If we sample Disk Reads/sec and Disk Writes/sec, for a period of time, we can calculate average IOPS as follows.  Remember that we’ll also be figuring Maximum into our review.

I recommend sampling these counters for each instance, for a 24 hour period, with at least 1 minute interval.  Of course, the more samples you collect, the more accurate the calculations will be.  However, I don’t think it’s necessary to sample more than once every 15 seconds.

Average

This is the average IOPS you are currently getting out of your configuration.  Using the formulas in the table above, the math looks like this.

E 37.5+555.42 = 592.92 Average IOPS
F 3.31+15.14 = 18.45 Average IOPS
G 1.05+59.24 = 60.29 Average IOPS

Maximum

E 8.2+1126.95 = 1135.15 Maximum IOPS
F 207.77+120.27 = 328.04 Maximum IOPS
G 152.49+129.42 = 281.91 Maximum IOPS

NOTE: Maximum is calculated using top IO sampled for each type during the sampling period.  So this is the theoretical maximum IOPS for the array.

Looking at the average and maximum IOPS and comparing them to the expected IOPS in the previous section, we can see that we are well covered for the array hosting the OperationsManager data file.  In fact, we aren’t seeing IO bursts that even come close to the expected IO capabilities for the array.

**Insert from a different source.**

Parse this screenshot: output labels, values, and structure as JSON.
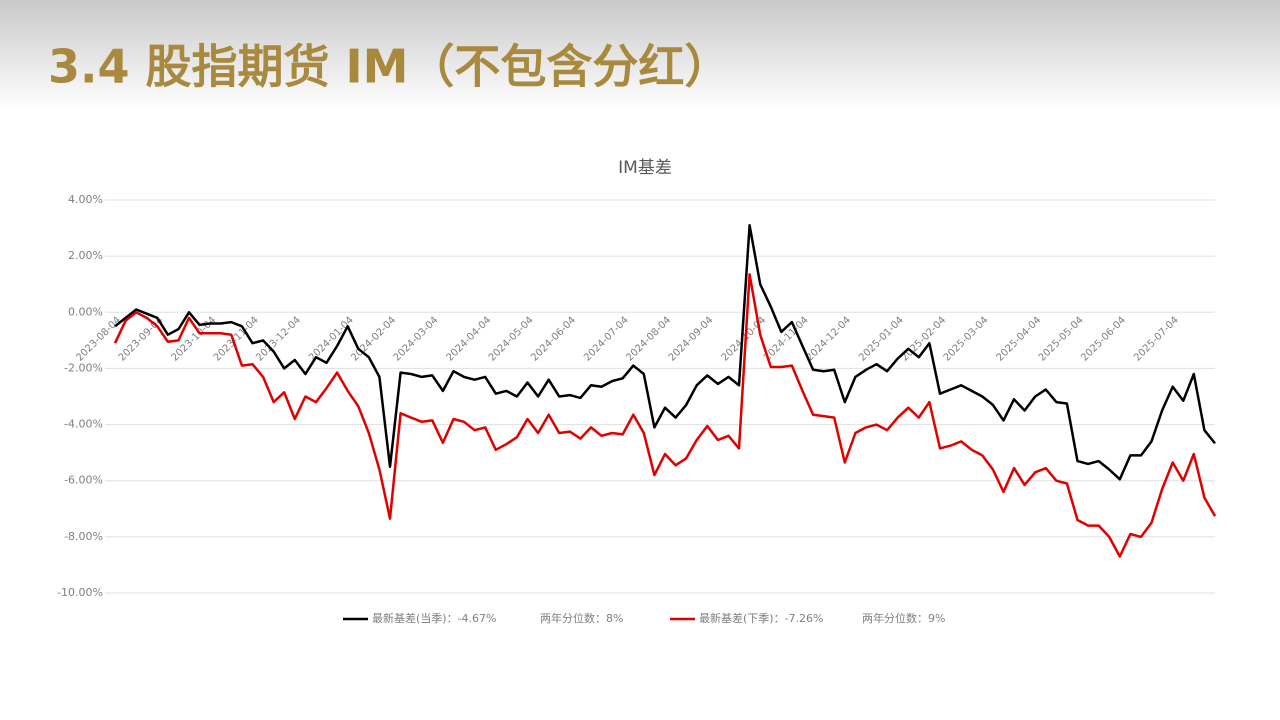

The array hosting the OperationsManager log file appears to be busier, as far as a consistent average goes.  But it’s still well within reason when comparing the expected IO for the array.  However, there is reason for concern with the Write bursts that are occurring on that array.

A major concern here is the array hosting the TempDB.  The total measured IOPS activity on that array exceeds the expected IO for the array.  Given this, and the fact that the Write IO burst that are double the expected IO capacity for the array, the array hosting the TempDB needs some serious attention.  This is likely causing quite a bottleneck on the Operations Manager database server role.

I would certainly add additional spindles to the array hosting the TempDB.  If, for some reason, this wasn’t possible due to budget constraints, I see another option is available.

Since the array hosting the OperationsManager database is humming along without coming close to consuming the available IO afforded by that array, we could borrow 2 disks from that array and add those to the array hosting the TempDB.

With this configuration, the F drive will still have plenty of room to perform all IO’s, including the IO bursts we’ve observed.  This will lend more performance to the E drive, where it is needed most.  Giving the E drive the additional 2 disks will allow TempDB to perform it’s average IO’s comfortably at ~592 IOPS.  The high Write bursts will still exceed maximum achievable IO for the array, but this is much better than the current configuration.

Measuring Types of IO

From the numbers in our measured ROIPS calculations, we can determine what type of IO transaction is happening more often.  This can help in determining what the Read / Write Cache Ratio should be adjusted to on the controller.  We can find this by calculating the Read or Write IO, against the total IO.  We’ll do this for both Average and Maximum.

Average

 

% Read

% Write

E

6

94

F

18

82

G

2

98

Maximum

 

% Read

% Write

E

1

99

F

63

37

G

54

46

Taking these percentages of IO types, we can determine a feasible Read / Write Cache Ratio on the controller.  As you can see, most IO is Write.  There’s only one exception.  And that is the Read type IO bursts on the array hosting the OperationsManager database.  This Read type IO is likely due to a high number of Operations Console sessions, navigating to multiple different views.

Because console sessions submit nothing but Read type IO to the OperationsManager database, I would surmise that this particular Management Group employs the use of the Operations Console quite heavily.